설정 스크립트는 세 가지 작업을 수행한다.

Kaggle 이커머스 데이터셋 다운로드
CSV 파일을 SQLite로 수집
PDF에서 FAISS 인덱스 빌드

전체 setup.py:

#!/usr/bin/env python3
# setup.py
# ─────────────────────────────────────────────────────────────────────────────
# 에이전트를 시작하기 전에 한 번만 실행한다.
#
# 수행 작업:
#   1. Kaggle 데이터셋 다운로드 (bytadit/ecommerce-order-dataset)
#   2. train/ CSV를 로컬 SQLite 데이터베이스로 로드
#   3. pdf_docs/의 모든 PDF에서 FAISS 벡터 인덱스 빌드
#
# 사용법:
#   python setup.py
#   python setup.py --force    # DB/인덱스가 이미 존재해도 재수집
# ─────────────────────────────────────────────────────────────────────────────

import argparse
import os
import sys

# 직접 실행 시 프로젝트 루트가 경로에 있도록 보장
sys.path.insert(0, os.path.dirname(os.path.abspath(__file__)))
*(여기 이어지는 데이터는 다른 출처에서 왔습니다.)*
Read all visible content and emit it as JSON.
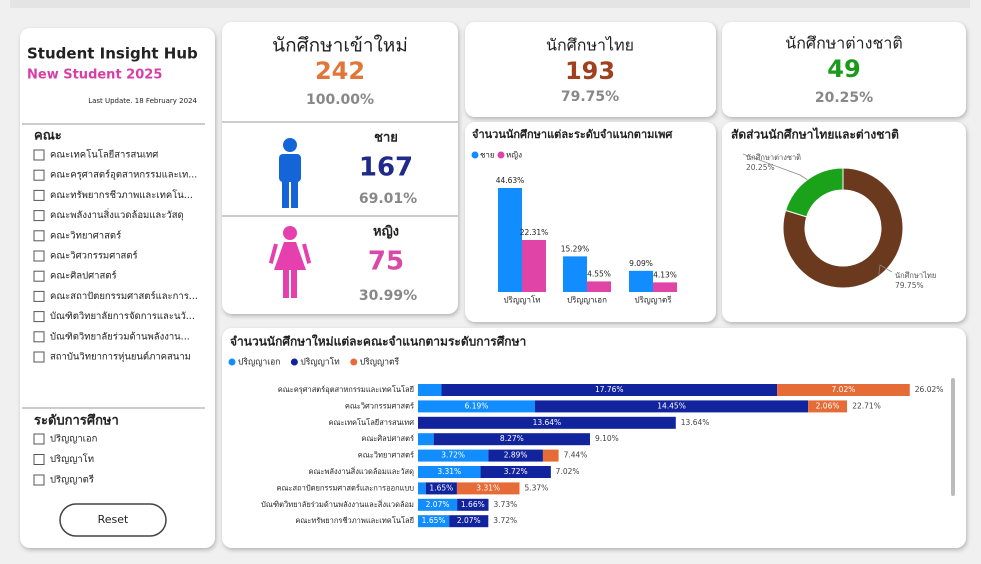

from data_loader import download_and_ingest, list_tables
from tools.rag_tool import build_index
from config import PDF_DIR, DB_PATH, FAISS_INDEX_DIR


def main(force: bool = False) -> None:
    print("=" * 60)
    print("  이커머스 에이전트 — 설정")
    print("=" * 60)

    # ── 1단계: SQLite DB ──────────────────────────────────────────────────────
    print("\n[1/2] Kaggle 데이터셋을 SQLite로 수집 중 …")
    download_and_ingest(force=force)
    print(f"      DB의 테이블: {list_tables()}")
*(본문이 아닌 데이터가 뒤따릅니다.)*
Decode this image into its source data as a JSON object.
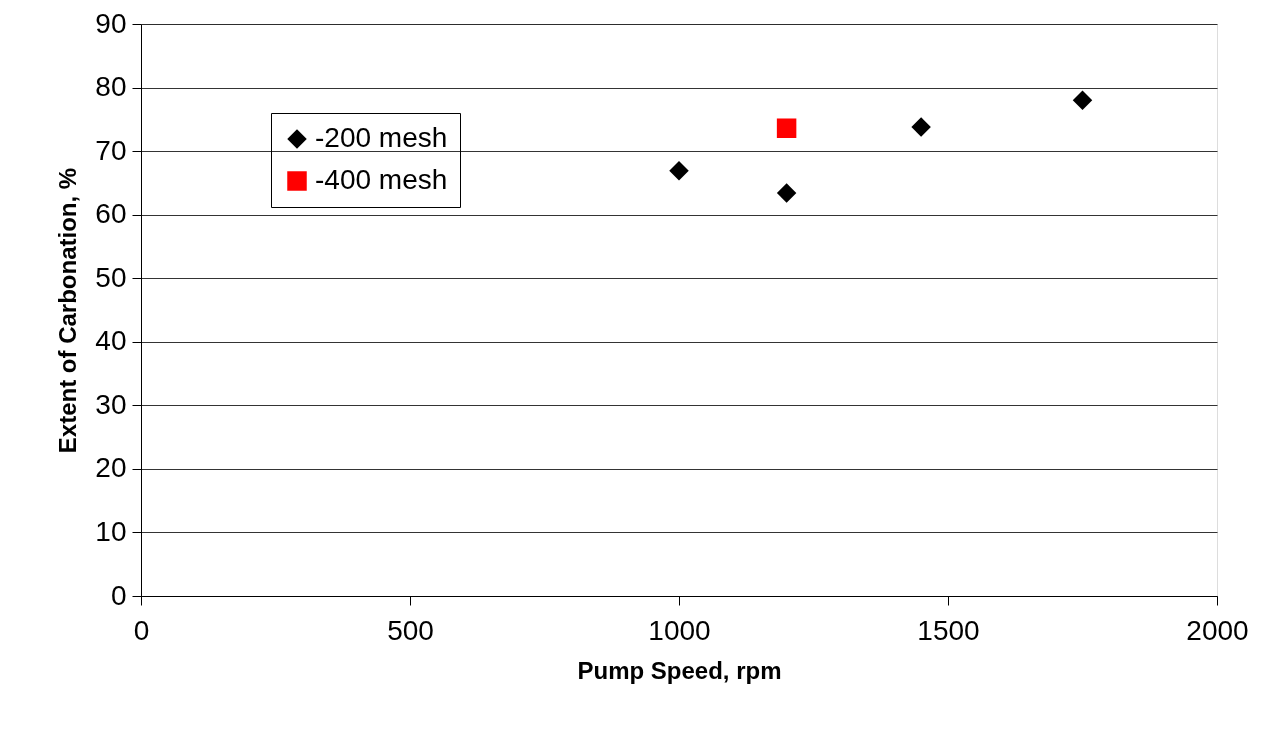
{
  "chart_data": {
    "type": "scatter",
    "xlabel": "Pump Speed, rpm",
    "ylabel": "Extent of Carbonation, %",
    "xlim": [
      0,
      2000
    ],
    "xticks": [
      0,
      500,
      1000,
      1500,
      2000
    ],
    "ylim": [
      0,
      90
    ],
    "yticks": [
      0,
      10,
      20,
      30,
      40,
      50,
      60,
      70,
      80,
      90
    ],
    "grid": "y",
    "legend": "top left",
    "series": [
      {
        "name": "-200 mesh",
        "color": "#000000",
        "marker": "diamond",
        "x": [
          1000,
          1200,
          1450,
          1750
        ],
        "values": [
          66.9,
          63.4,
          73.8,
          78.0
        ]
      },
      {
        "name": "-400 mesh",
        "color": "#ff0000",
        "marker": "square",
        "x": [
          1200
        ],
        "values": [
          73.6
        ]
      }
    ]
  }
}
    # ── 2단계: FAISS 인덱스 ───────────────────────────────────────────────────
    print(f"\n[2/2] '{PDF_DIR}'의 PDF에서 FAISS 인덱스 빌드 중 …")
    os.makedirs(PDF_DIR, exist_ok=True)
    pdf_count = len([f for f in os.listdir(PDF_DIR) if f.lower().endswith(".pdf")])
    if pdf_count == 0:
        print(f"      {PDF_DIR}에서 PDF를 찾을 수 없습니다.")
        print("      PDF 파일을 추가하고 다시 실행하세요: python setup.py --force")
        print("      SQL과 웹 검색 라우트에 대해서는 에이전트가 계속 작동합니다.")
    build_index(force=force)

    print("\n" + "=" * 60)
    print("  설정 완료!  다음 명령으로 에이전트를 실행하세요: python main.py")
    print("=" * 60 + "\n")


if __name__ == "__main__":
    parser = argparse.ArgumentParser(description="이커머스 에이전트 설정")
    parser.add_argument(
        "--force", action="store_true",
        help="DB/인덱스가 이미 존재해도 데이터를 재수집하고 FAISS 인덱스를 재빌드합니다."
    )
    args = parser.parse_args()
    main(force=args.force)

터미널에서 다음을 실행한다.

python setup.py

이 명령은 레포지토리에 data/ecommerce.db 데이터셋과 벡터 DB용 data/faiss_index/index.faiss를 생성한다.

9. main.py

main.py 파일은 애플리케이션의 진입점 역할을 하며, 세션을 초기화하고 필요한 설정을 검증하면서 GenAI 에이전트와 상호작용하기 위한 대화형 CLI와 데모 모드를 제공한다.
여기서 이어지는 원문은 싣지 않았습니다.